Mexican Food in America

It used to be very rare that I would get a craving for Mexican food. Nights out at the bars and clubs, when others wanted to hit up King Taco (On Cypress in East LA- or the one in Pasadena), I was more partial to grabbing a burger or one of those hot dogs wrapped in bacon from the street vendor at the corner. When meeting with a group of friends and trying to decide what to do for dinner I rarely supported the option of going out for Mexican. That’s not to say I didn’t like Mexican food; I frequently got a delicious burrito from Boca Del Rio or tacos from Mexico Taco in La Habra. The whole family would get together for certain birthdays or holidays at the El Cholo or El Torrito Grill. I was never disappointed.

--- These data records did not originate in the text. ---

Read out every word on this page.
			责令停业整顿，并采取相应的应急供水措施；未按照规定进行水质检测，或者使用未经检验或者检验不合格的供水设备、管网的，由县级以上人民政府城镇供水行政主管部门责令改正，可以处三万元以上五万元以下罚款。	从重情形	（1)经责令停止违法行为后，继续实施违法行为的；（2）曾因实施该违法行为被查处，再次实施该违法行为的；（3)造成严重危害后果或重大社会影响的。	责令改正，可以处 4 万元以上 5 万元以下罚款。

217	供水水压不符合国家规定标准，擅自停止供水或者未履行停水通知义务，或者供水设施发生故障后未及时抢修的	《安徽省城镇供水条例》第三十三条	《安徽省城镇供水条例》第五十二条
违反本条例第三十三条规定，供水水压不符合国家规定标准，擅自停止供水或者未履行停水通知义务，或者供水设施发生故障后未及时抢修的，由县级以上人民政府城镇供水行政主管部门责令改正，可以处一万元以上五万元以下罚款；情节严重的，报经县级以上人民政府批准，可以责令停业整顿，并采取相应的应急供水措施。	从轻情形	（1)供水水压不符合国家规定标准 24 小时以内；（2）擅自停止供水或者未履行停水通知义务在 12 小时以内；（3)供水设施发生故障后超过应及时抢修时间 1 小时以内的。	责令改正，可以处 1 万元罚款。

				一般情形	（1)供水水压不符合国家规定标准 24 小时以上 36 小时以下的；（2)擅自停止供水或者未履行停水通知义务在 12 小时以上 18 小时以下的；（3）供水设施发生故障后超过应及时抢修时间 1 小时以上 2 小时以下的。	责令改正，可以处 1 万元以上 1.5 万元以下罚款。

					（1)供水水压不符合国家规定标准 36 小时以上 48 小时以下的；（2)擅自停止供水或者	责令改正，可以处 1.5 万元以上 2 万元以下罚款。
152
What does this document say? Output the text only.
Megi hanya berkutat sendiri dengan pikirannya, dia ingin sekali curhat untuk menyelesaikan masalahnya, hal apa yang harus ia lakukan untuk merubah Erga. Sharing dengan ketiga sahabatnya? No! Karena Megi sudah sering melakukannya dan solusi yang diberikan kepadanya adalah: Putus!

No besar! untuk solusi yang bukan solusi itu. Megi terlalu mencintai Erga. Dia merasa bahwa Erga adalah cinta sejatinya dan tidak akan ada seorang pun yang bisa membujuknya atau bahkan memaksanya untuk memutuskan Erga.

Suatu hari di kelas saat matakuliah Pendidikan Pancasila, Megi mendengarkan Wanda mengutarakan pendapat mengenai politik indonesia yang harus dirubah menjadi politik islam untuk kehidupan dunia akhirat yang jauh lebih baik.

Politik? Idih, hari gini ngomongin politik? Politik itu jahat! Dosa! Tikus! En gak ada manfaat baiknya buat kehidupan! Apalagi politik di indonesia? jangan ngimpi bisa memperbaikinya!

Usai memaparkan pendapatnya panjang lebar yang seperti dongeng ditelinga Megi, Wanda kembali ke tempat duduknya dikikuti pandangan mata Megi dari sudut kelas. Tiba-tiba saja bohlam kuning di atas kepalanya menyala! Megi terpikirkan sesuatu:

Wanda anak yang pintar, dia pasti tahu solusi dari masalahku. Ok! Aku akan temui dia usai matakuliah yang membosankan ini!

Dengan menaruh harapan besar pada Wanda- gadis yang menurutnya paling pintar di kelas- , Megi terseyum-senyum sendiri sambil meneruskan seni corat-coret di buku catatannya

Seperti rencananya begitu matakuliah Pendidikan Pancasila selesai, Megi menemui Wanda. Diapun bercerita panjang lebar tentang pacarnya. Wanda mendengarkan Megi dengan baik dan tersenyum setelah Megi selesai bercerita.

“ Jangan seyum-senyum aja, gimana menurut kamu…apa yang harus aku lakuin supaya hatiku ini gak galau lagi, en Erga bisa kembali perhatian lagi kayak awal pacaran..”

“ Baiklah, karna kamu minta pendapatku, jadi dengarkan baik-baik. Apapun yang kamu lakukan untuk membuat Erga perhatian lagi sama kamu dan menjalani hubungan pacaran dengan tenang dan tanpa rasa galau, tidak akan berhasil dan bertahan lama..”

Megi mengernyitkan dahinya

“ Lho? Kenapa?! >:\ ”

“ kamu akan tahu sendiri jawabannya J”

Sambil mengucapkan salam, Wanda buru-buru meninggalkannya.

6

Enchiladas, tamales at Christmas, carne asada… it’s all good. I think the reason I never wanted to go out of my way to get is because it was always around growing up.

My dad used to make bean burritos for me to take to lunch when I was a kid. (Just a little side note- I know that burritos aren’t exactly Mexican food but more like tex-mex, but that’s a topic for another post). Staying with grandma in the evenings she was always making chile rellenos or albondigas or chilaquiles (which remarkably has no chile) or something to that effect. So it was all readily available and, if not that, there were plenty of wonderful Mexican restaurants all over the place.

Then I left Los Angeles.

San Francisco, for all its wonderful cuisine and gastronomic tantalization really has second rate Mexican food. You can find some a palatable burrito here and there but they truly are few and far between. This was confusing to me as San Francisco has the Mission District which is a hub of Latin-Americans. In my naiveté I presumed that would mean there are lots of Mexicans. There are many but what I came to find out is that there is an even greater concentration of peoples from El Salvador. This really puts a damper on the Mexican food for me because it never tastes quite right. Don’t get me wrong, if you want a good pupusa this is the place to go but as for their Mexican food… Well, it’s like kissing your stepsister. It’s better than nothing but it certainly is not ideal.

Then I left San Francisco.

New York also has a wealth of restaurants of every possible cuisine from Ethiopian to Thai to Scottish to Argentine… unfortunately their Mexican food is absolutely bland and tired. Every place I’ve gone has been a disappointment. I’ve only been here a year and tried just a handful of places but each one has given me less of a reason to try another. There is supposed to be a wonderful street vendor in SoHo called Calexico but I’ve yet to get to it. I’ve been told that there are a couple of great places out in the Bronx or in Brooklyn but that’s a trek and I don’t see myself heading out that way for what may just amount to be a Taco Bell is disguise. When it comes to my food, absence does make the heart grow fonder. Now, every time I get back to LA I hit up my favorite Mexican food places. If I’m headed through downtown I may even make a stop at Olvera Street to the place at the end where you can still find the ladies making the tortillas by hand. Standing in line as a child, my brother and I would always head up the steps that looked over the kitchen where we could peer over and watch their hands clap-clap-clap as they formed the tortillas.

My experience with Mexican food in America is limited to California and New York. I’ve been through Arizona and New Mexico (that’s right, there’s a New Mexico!) but I don’t remember my reaction to their Mexican food well enough to comment on it. I’m sure it’s great though. It seems to me the closer you get to the border the more likely you are to find something delicioso y sabroso. Next week I’ll get into some specifics about how crazy Mexican food can get, like eating tongue and brains, roasting up a goat head or the process of making carnitas from scratch. Good times.

2 Comments

  1. The best Mexican food in NYC is run by Mexicans. Go to the restaurants in Jackson Heights, Queens on Roosevelt avenue. The cuisine is a little different that what I’m use to (I’m from Texas) as most Mexican immigrants in NYC are from Puebla. A good restaurant in the LES is El Maguey y la Tuna and the closest I’ve come to real Tex-Mex food is El Paso restaurant on Houston in the West Village. But PLEASE stay away from the so-called “Tex-Mex” fast food restaurants, which are Chinese run – they have no idea what Tex-Mex is, not even close.